Specializes in ER, ICU.

Generally I would say less than five minutes. It depends on the clinical picture of course. Nana who is 85 lbs and hasn't had morphine in 40 years would be different than Bubba who weights 300 lbs and eats vicadin like candy. It depends on the drug and how much you are giving. I would never counsel anyone to take shortcuts or not follow safe clinical practice, but you are finding how hard it can be. You will develop clinical judgement through experience. Keeping your patients safe is the highest priority.

Specializes in Critical Care, Education.

The recommendations are based on delivery into the circulatory system. but are you pushing directly - in a lock - or into a running IV? If it's the latter, you need to take into account the infusion rate... it may be slow enough to 'deliver' your dosage without all the manual fol-de-rol. You may OK with injecting into a higher y-port and just let the infusion "deliver" it. I would recommend consulting your pharmacist to get specific information about this.

Specializes in PACU, pre/postoperative, ortho.

I think up to about a minute is usually the longest I take to push & like stated above, it can depend on the pt. And when the pt instructs me on how fast they want me to push it, I dilute it even more with NS. They're usually satisfied that it seems I'm pushing it faster, while I know it's not.

Specializes in Peds, Med-Surg, Disaster Nsg, Parish Nsg.
Specializes in Med/Surg,Cardiac.

I never take under atleast 3-5 minutes for pushing both the med and flush. As someone else said, fluids running are great! Put it in the highest port and it can infuse itself (when appropriate). I'm a pretty new nurse myself and I'm trying not to pick up any shortcuts that could harm my patient. I know it will take a lot longer than 7 minutes to retrieve and administer Narcan and monitor extremely closely afterwards than to just appropriately give the med initially.

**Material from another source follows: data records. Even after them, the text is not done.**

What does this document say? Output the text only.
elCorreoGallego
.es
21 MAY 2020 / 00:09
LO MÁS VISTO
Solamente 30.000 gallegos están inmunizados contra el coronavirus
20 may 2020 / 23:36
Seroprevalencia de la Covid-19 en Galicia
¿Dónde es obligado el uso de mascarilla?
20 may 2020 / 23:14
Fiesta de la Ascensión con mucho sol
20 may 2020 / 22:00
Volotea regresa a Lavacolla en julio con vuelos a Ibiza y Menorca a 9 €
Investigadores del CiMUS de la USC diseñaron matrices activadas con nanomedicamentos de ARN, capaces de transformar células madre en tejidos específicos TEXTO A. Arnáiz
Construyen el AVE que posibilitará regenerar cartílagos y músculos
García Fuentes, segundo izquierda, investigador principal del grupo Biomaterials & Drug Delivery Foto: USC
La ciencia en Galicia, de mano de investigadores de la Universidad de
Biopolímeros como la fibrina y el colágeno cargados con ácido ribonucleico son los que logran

Specializes in Obstetrics.

Love the idea of injecting it into a higher port. I had this same issue last night but it was with one patient who had Dilaudid and Morphine IVP and I felt like I lived in that room. She did have IVF running so next time, I'm going to do the higher port idea. Thanks for the idea! Seems simple enough huh? :-)

Specializes in Pedi.

Anything that takes longer than 2 minutes goes on a medfusion pump where I'm from. If you need to give morphine over 7 min to more than one pt, go to pt one pop it on the medfusion pump, go to pt 2 and start theirs, then go back to pt one and flush, return to pt 2 and flush and voila! you've given both patients their meds in under 10 minutes. The default infusion time for both of these meds on said infusion pumps was 5 minutes in my old hospital though. If the child had IV fluid running, I would push it into the y port and allow the fluids to carry it through.

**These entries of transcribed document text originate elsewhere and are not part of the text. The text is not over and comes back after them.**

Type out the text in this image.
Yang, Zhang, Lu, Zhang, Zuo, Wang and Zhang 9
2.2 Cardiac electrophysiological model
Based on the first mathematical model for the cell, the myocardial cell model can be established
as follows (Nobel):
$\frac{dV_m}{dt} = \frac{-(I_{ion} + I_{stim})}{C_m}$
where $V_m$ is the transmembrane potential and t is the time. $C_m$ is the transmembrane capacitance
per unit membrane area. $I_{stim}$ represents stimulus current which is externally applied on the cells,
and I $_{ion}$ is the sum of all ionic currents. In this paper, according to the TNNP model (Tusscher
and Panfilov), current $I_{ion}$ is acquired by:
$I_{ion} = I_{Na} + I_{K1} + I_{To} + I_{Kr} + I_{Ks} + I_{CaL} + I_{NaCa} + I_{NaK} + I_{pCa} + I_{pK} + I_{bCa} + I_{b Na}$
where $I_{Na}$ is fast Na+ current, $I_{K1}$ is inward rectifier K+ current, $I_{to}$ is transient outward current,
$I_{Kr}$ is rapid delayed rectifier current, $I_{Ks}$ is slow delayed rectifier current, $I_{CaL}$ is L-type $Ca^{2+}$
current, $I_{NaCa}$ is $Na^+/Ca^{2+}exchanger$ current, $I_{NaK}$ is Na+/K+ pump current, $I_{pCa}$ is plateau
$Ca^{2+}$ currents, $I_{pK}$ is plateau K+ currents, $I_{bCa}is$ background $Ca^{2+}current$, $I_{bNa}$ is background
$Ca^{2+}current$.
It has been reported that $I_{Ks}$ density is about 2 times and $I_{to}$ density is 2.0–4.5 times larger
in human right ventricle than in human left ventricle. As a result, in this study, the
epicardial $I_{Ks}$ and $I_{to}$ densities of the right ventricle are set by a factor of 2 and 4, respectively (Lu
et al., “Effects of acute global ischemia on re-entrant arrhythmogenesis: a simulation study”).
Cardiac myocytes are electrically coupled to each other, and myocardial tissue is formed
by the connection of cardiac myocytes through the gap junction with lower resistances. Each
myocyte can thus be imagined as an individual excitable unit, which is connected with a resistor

Specializes in Oncology, Med/Surg, Hospice, Case Mgmt..

I usually gave narcotics, such as morphine, dilaudid and demerol to adults over about a minute with no problems. I actually had a nurse give me an IV injection of dilaudid in the ER once and she gave it very quickly over about 5 seconds or so and I when it hit me, I thought I was going to explode right through the roof of the place. I guess some people like that feeling, but I did not, it was scary to me. 7 minutes seems like a long time. I don't remember PCA pumps taking that long to administer a dose.

Specializes in 1st year Critical Care RN, not CCRN cert.

I push over 2-4 minutes for 1-4 mg and the. Flush over a minute because once you have the .5ml through the saline lock time doesn't matter much. 5-10 mg of mso4 goes at about 5m. The rest of the nurses get ticked off when I take that long or longer. I like to be careful, they say if we break it we can fix it because we are in a PCU. I don't want to fix what was not broken.